2. Kekerasan di Tepi Barat meningkat sejak perang Gaza
Gelombang kekerasan di Tepi Barat yang diduduki meningkat tajam sejak meletusnya perang Israel di Gaza pada Oktober 2023. Lebih dari 1.000 warga Palestina terbunuh, ribuan lainnya serta ratusan rumah dan infrastruktur sipil dihancurkan. Operasi militer Israel juga memicu pengungsian paksa lebih dari 40 ribu warga Palestina.
"Operasi militer mematikan Israel di Tepi Barat yang diduduki, yang terjadi di tengah bayang-bayang genosida yang sedang berlangsung di Jalur Gaza, telah menimbulkan konsekuensi bencana bagi puluhan ribu pengungsi Palestina yang menghadapi krisis yang meningkat dengan cepat dan tidak ada prospek untuk kembali," kata Erika Guevara Rosas, direktur senior Amnesty International untuk Penelitian, Advokasi, Kebijakan dan Kampanye, dalam pernyataan pada Juni lalu.

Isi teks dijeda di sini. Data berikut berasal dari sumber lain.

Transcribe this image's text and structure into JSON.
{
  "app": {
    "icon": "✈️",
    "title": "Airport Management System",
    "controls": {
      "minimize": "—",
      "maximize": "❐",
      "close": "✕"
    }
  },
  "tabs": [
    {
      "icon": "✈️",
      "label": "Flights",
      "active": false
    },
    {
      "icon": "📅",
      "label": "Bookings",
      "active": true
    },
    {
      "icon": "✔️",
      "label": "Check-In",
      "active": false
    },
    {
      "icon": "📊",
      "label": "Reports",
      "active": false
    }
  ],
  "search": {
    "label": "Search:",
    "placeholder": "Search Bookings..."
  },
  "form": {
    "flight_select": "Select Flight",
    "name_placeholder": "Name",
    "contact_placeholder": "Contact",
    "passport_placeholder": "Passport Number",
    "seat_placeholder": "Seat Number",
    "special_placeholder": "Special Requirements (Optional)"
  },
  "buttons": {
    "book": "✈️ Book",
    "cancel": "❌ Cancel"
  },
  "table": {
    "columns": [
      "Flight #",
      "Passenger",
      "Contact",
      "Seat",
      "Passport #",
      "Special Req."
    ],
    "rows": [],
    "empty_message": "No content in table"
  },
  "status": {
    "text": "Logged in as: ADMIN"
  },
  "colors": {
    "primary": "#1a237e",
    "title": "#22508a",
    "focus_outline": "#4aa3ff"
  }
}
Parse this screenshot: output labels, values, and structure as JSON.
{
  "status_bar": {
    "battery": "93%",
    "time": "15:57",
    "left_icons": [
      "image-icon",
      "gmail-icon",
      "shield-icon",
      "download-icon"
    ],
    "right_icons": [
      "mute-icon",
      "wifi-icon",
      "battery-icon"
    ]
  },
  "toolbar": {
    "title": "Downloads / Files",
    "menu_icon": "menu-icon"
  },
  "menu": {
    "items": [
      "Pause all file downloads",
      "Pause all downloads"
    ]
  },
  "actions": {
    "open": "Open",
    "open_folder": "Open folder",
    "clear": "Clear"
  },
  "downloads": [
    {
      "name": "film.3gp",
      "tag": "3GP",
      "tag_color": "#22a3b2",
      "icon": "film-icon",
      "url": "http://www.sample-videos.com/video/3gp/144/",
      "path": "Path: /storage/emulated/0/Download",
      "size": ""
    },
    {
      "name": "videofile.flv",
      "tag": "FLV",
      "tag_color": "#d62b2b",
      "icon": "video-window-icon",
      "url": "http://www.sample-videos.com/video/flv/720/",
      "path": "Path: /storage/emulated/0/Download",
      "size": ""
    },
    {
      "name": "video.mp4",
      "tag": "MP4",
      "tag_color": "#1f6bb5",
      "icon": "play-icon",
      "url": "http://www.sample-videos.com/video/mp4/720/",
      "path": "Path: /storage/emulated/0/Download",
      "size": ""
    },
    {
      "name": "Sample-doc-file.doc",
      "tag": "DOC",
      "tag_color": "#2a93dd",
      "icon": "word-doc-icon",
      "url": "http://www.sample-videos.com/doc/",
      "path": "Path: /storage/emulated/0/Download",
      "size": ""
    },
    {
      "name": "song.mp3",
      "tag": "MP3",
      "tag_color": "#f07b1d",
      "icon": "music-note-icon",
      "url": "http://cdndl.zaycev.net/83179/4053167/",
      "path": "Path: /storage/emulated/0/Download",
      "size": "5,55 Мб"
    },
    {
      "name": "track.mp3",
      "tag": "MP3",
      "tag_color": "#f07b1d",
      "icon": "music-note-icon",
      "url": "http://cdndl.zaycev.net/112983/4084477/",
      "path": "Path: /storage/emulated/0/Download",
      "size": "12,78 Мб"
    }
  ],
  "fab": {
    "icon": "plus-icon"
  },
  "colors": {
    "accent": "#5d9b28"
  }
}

Menurutnya, pemindahaan paksa warga Palestina merupakan pelanggaran berat terhadap Konvensi Jenewa Keempat dan termasuk kejahatan perang
Kekerasan oleh pemukim Israel juga meningkat selama perang di Gaza. Menurut Kantor PBB untuk Koordinasi Urusan Kemanusiaan (OCHA), sedikitnya 1.860 insiden kekerasan pemukim terjadi di Tepi Barat yang diduduki sejak 7 Oktober 2023 hingga 31 Desember 2024.

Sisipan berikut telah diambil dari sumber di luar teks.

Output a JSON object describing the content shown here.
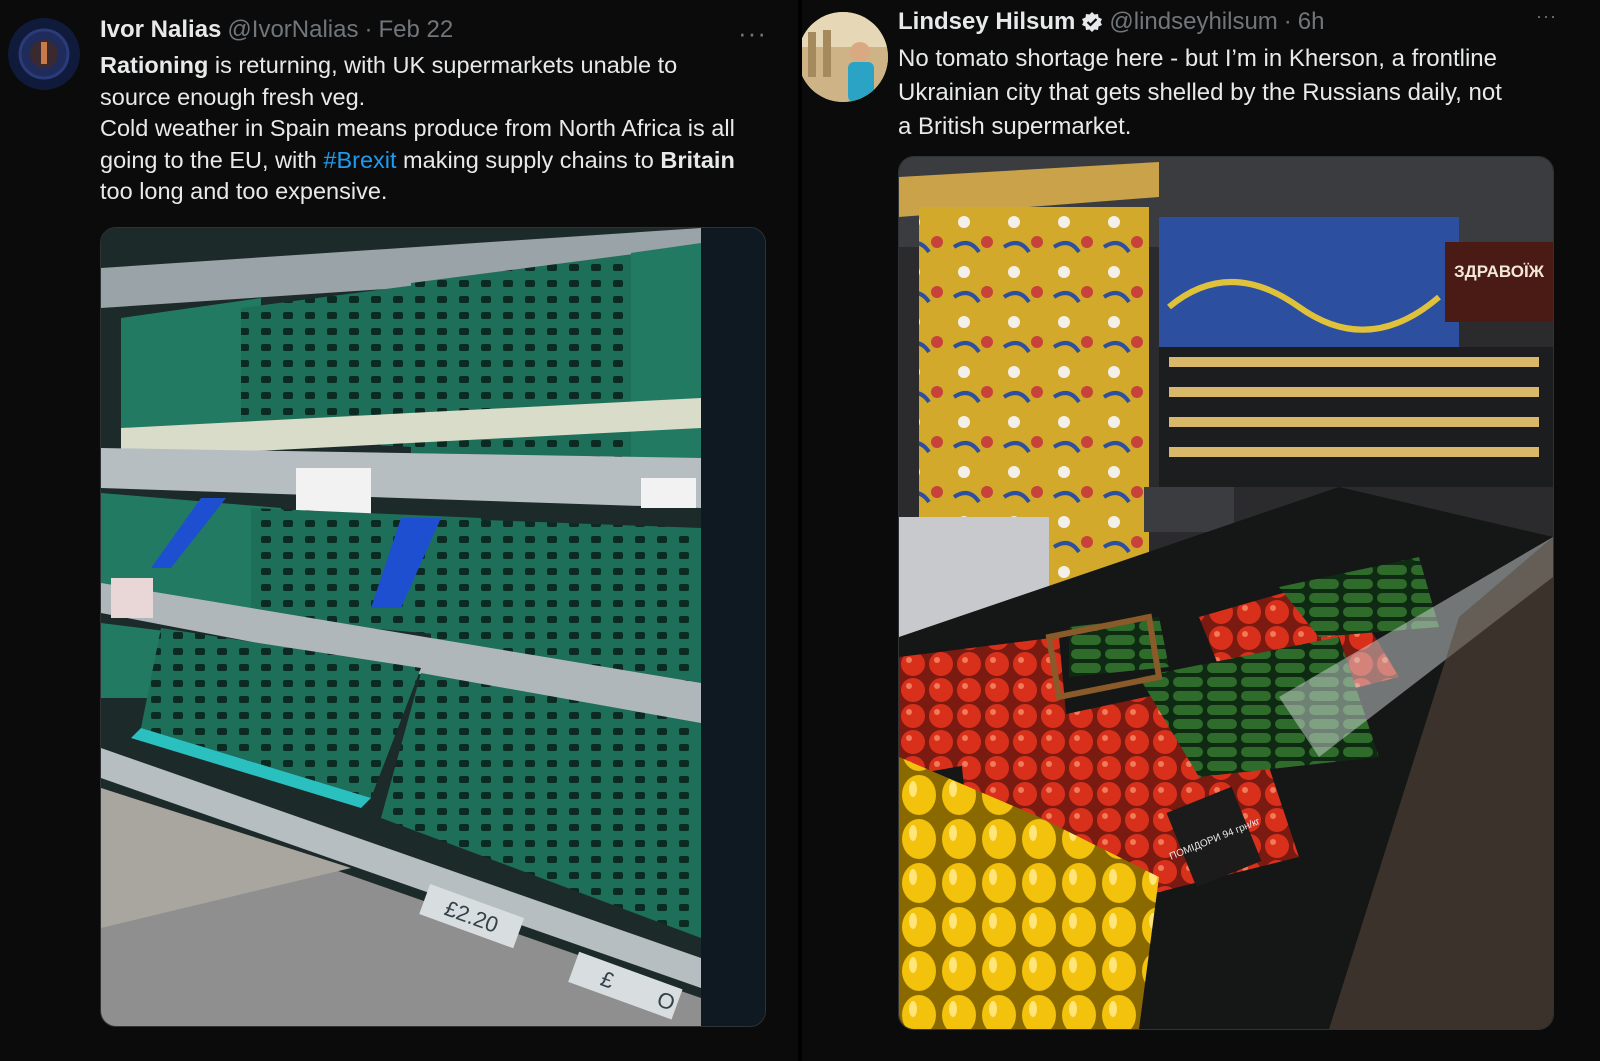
{
  "tweets": [
    {
      "author_name": "Ivor Nalias",
      "handle": "@IvorNalias",
      "separator": "·",
      "time": "Feb 22",
      "more_label": "···",
      "text_lines": {
        "l1_bold": "Rationing",
        "l1_rest": " is returning, with UK supermarkets unable to",
        "l2": "source enough fresh veg.",
        "l3": "Cold weather in Spain means produce from North Africa is all",
        "l4_a": "going to the EU, with ",
        "l4_hashtag": "#Brexit",
        "l4_b": " making supply chains to ",
        "l4_bold": "Britain",
        "l5": "too long and too expensive."
      },
      "media_price_1": "£2.20",
      "media_price_2": "£",
      "media_price_2b": "O"
    },
    {
      "author_name": "Lindsey Hilsum",
      "handle": "@lindseyhilsum",
      "separator": "·",
      "time": "6h",
      "more_label": "···",
      "text_lines": {
        "l1": "No tomato shortage here - but I’m in Kherson, a frontline",
        "l2": "Ukrainian city that gets shelled by the Russians daily, not",
        "l3": "a British supermarket."
      },
      "media_sign": "ЗДРАВОЇЖ",
      "media_tag": "ПОМІДОРИ 94 грн/кг"
    }
  ],
  "colors": {
    "background": "#0b0b0b",
    "text": "#e7e9ea",
    "secondary": "#71767b",
    "link": "#1d9bf0",
    "verified": "#1d9bf0"
  }
}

3. Netanyahu sebut tidak akan ada Negara Palestina
Dilansir dari Al Jazeera, naiknya pemimpin sayap kanan ke tampuk kekuasaan telah mendorong Israel semakin condong ke haluan kanan. Para politisi di tingkat tertinggi, termasuk Perdana Menteri Benjamin Netanyahu, bahkan secara terbuka melontarkan retorika anti-Palestina.
"Kami akan memenuhi janji kami bahwa tidak akan ada negara Palestina. Tempat ini milik kami. Kami akan menggandakan populasi kota," kata Netanyahu dalam upacara penandatanganan proyek pemukiman besar di Tepi Barat yang diduduki pada Kamis.
Israel telah lama berambisi membangun permukiman di atas tanah seluas sekitar 12 kilometer persegi di sebelah timur Yerusalem, atau yang dikenal sebagai E1. Namun, rencana ini tertunda selama bertahun-tahun karena menghadapi penolakan internasional.
Seluruh pemukiman Israel di Tepi Barat, yang diduduki sejak 1967, dianggap ilegal berdasarkan hukum internasional. Pada September 2024, Majelis Umum Perserikatan Bangsa-Bangsa (UNGA) mengadopsi resolusi yang menyerukan Israel untuk mengakhiri pendudukan ilegalnya di wilayah Palestina dalam waktu satu tahun. Meski begitu, Israel terus memperluas pemukimannya dengan mengabaikan hukum dan norma internasional.